What is the WTO and what does it do?
How are decisions made in the WTO?
What is the MFN principle (most-favoured-nation principle)
What is meant by the principle of 'national treatment'?
Why is the WTO important for Switzerland?
Does the WTO only benefit larger countries?
What is the difference between multilateral and plurilateral agreements?
- The WTO is a forum in which all members can discuss trade issues on an equal footing.
- Within the framework of the WTO, members administer international trade agreements. They are supported in this by the WTO Secretariat.
- The WTO is also a forum for renegotiating existing agreements and adding new agreements on the global rules of trade.
- Thanks to the WTO dispute settlement procedure, WTO rules can be efficiently enforced for all members.
- In the WTO, members review each other's trade policies.
- In principle, decisions in the WTO are taken by consensus.
- In theory, WTO rules provides for decision-making by voting in certain cases. In practice, however, voting has never actually been used
- The 'most-favoured-nation' (MFN) principle means that all WTO members must be treated equally: if a WTO member grants trade facilitation to another state (WTO member or a third country), it must then grant it to all WTO members. (Important exceptions: free trade agreements and customs unions that meet the requirements of Art. XXIV GATT or Art. V GATS as well as tariff preferences for developing countries.)
- In addition to the MFN principle, the principle of national treatment is part of the guiding principle of non-discrimination within the WTO. The principle of national treatment means not discriminating between similar domestic and foreign goods. For example, each WTO member is required to apply the same rules to an imported product as to a similar product produced domestically.
- The WTO with its 164 member states forms the foundation of Swiss foreign economic policy.
- Every second Swiss franc is earned abroad, meaning Switzerland is highly integrated into the global economy.
- However, Switzerland only has a share of not quite 2% of world trade. That is why Switzerland has a vital interest in reliable international rules of trade.
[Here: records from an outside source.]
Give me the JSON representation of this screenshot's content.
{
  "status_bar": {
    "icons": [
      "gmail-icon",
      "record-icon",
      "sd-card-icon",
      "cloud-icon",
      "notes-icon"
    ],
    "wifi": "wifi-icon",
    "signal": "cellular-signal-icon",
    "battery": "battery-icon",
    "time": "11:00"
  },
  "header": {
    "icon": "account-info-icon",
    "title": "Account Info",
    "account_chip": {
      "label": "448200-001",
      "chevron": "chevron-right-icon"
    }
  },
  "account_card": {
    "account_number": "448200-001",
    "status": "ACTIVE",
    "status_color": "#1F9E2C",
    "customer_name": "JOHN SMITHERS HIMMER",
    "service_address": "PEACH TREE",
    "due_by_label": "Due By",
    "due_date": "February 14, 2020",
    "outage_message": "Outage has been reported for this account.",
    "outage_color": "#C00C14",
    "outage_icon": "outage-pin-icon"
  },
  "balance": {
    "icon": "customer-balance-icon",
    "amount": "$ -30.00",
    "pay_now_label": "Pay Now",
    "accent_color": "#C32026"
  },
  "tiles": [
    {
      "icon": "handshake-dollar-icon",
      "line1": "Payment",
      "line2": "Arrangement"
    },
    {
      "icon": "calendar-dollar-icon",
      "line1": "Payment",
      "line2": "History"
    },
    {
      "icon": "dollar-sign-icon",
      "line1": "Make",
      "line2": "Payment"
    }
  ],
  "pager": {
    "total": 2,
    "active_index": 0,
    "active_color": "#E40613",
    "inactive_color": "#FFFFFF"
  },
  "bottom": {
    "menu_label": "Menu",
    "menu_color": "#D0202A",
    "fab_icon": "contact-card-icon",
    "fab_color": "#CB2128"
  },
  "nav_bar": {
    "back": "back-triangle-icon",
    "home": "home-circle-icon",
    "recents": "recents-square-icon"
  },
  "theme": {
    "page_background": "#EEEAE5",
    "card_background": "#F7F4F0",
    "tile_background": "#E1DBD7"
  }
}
- Thanks to the WTO, the Swiss export industry can export to the territories of 164 WTO members under clear conditions and internationally agreed and enforceable rules and thus with a high degree of legal certainty.
- For Switzerland as a medium-sized economic power, multilaterally agreed rules offer the best protection. These rules are negotiated in the WTO.
- The WTO rules also form the basis of Switzerland's free trade agreements. As a matter of principle, Switzerland only concludes free trade agreements with partner countries that are also WTO members.
- WTO rules were also largely adhered to during the recent financial and economic crisis. Furthermore, the WTO has created transparency regarding protectionist measures, thus largely managing to prevent protectionism.
- No. On the contrary, the WTO mainly benefits the smaller and medium-sized economies which, unlike the big trading powers, have less political and economic clout to negotiate market access concessions in third countries bilaterally.
- In addition, the WTO gives every member the means to assert its rights in a dispute settlement procedure. In fact, many panel rulings have been to the disadvantage of the USA and the EU. For example, in 2005, the Caribbean islands of Antigua and Barbuda won a panel ruling against the USA concerning the licensing of foreign gambling companies in the USA.
- A WTO agreement is referred to as multilateral when all WTO members are party to the agreement. A plurilateral agreement is one between a subset of WTO members.
- A distinction is made between plurilateral agreements where the benefits also accrue to non-members on the basis of the most-favoured-nation principle (e.g. the Information Technology Agreement) and those where this principle does not apply (e.g. the Government Procurement Agreement).